ギフト!
「………それの何がいけないんだい?」
勧誘対象が近くにいるのは良いことではないのか。
そう思って裕一郎に疑問をぶつけると、彼はすごい勢いで私にまくし立ててきた。
「それがいけないんじゃなくて!雅ちゃんがその彼に対して変な行動とらないか心配してるのッ!!
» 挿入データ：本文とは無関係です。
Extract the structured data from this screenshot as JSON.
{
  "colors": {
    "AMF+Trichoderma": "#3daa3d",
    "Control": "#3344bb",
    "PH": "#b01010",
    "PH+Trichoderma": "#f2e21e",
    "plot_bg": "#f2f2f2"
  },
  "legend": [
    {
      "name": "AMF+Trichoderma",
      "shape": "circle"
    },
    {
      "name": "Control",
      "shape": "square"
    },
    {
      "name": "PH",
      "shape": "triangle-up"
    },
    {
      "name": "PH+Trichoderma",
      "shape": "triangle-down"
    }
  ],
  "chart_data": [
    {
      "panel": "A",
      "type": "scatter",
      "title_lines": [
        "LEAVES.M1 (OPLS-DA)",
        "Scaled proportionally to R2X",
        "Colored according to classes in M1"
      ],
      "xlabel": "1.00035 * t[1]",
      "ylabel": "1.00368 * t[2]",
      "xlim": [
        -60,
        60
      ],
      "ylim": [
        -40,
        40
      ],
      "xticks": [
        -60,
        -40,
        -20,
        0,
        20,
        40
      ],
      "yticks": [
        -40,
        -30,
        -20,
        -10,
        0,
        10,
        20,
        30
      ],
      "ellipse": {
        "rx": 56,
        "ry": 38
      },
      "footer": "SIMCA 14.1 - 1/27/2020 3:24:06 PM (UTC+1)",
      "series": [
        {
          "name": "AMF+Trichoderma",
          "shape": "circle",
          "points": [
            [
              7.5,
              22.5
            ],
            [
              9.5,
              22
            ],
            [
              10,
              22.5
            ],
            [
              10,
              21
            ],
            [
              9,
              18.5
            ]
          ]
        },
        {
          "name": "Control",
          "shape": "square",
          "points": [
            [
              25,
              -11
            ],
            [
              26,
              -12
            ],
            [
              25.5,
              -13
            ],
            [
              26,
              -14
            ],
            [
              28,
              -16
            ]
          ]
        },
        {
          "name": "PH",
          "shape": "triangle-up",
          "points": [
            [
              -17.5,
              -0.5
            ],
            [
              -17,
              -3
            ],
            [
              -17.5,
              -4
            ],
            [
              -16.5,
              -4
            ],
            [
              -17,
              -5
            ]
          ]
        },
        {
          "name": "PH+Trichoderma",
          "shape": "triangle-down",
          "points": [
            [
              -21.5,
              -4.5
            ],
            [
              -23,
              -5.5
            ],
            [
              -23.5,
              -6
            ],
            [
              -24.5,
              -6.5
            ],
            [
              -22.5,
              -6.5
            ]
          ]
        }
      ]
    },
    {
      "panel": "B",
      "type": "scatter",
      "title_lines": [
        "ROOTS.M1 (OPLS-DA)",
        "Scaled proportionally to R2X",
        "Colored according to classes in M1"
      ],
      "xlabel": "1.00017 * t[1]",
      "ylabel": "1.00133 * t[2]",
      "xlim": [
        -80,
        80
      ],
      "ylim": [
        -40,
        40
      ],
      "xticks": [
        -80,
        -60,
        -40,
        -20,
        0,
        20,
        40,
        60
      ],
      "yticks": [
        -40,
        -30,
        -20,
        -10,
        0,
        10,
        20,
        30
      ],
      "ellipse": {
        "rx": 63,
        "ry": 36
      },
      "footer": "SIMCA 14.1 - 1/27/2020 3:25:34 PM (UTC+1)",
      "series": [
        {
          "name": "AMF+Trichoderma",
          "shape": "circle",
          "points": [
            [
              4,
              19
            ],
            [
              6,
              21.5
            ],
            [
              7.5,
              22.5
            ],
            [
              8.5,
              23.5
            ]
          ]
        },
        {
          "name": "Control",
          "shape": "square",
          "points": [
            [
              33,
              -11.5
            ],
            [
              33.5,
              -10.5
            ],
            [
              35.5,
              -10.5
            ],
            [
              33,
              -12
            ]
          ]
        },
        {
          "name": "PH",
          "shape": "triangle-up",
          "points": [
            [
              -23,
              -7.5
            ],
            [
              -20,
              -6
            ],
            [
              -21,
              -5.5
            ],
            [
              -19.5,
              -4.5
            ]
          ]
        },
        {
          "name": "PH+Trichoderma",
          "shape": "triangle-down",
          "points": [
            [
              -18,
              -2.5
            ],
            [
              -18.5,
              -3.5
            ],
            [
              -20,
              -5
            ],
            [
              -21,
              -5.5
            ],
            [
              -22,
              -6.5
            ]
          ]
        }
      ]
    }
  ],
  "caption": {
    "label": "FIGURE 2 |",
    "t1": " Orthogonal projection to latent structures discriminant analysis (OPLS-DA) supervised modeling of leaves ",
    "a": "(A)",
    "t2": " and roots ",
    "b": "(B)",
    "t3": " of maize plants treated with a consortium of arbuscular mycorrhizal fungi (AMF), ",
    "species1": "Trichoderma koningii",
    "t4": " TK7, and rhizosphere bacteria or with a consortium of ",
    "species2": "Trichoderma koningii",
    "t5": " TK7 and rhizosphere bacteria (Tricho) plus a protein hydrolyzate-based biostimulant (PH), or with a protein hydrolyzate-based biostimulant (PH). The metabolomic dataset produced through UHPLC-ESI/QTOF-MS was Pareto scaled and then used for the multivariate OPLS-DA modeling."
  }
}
雅ちゃん、絶っ対、彼に変なこと言わないでね!!お願いだから!!!」
大声を出して言い切った裕一郎は真っ赤な顔で、ハァハァと肩で息をしている。
朝、裕一郎が遅れてきた時にも見た気がする光景だな。
そんな事を考えつつ、適当に返事をする。
「まあ、その件については検討してみるよ。……それより、いいのかい?理事長はもうすぐチャイムがなると―……」
キーン‥コーン‥カーン‥‥
「ははは、言った矢先になってしまったね」
と、私が無表情ながら言葉だけで笑っていると、裕一郎がハッ!として
「あああああ!!?や、ヤバいよ雅ちゃん!!早くいかなきゃ!!」
と叫んで走り出した。
走り出す時に手を握られたから、私も走らなくてはならない。
廊下を2人騒がしく走り抜けながら、前途多難だな…、としみじみ思った。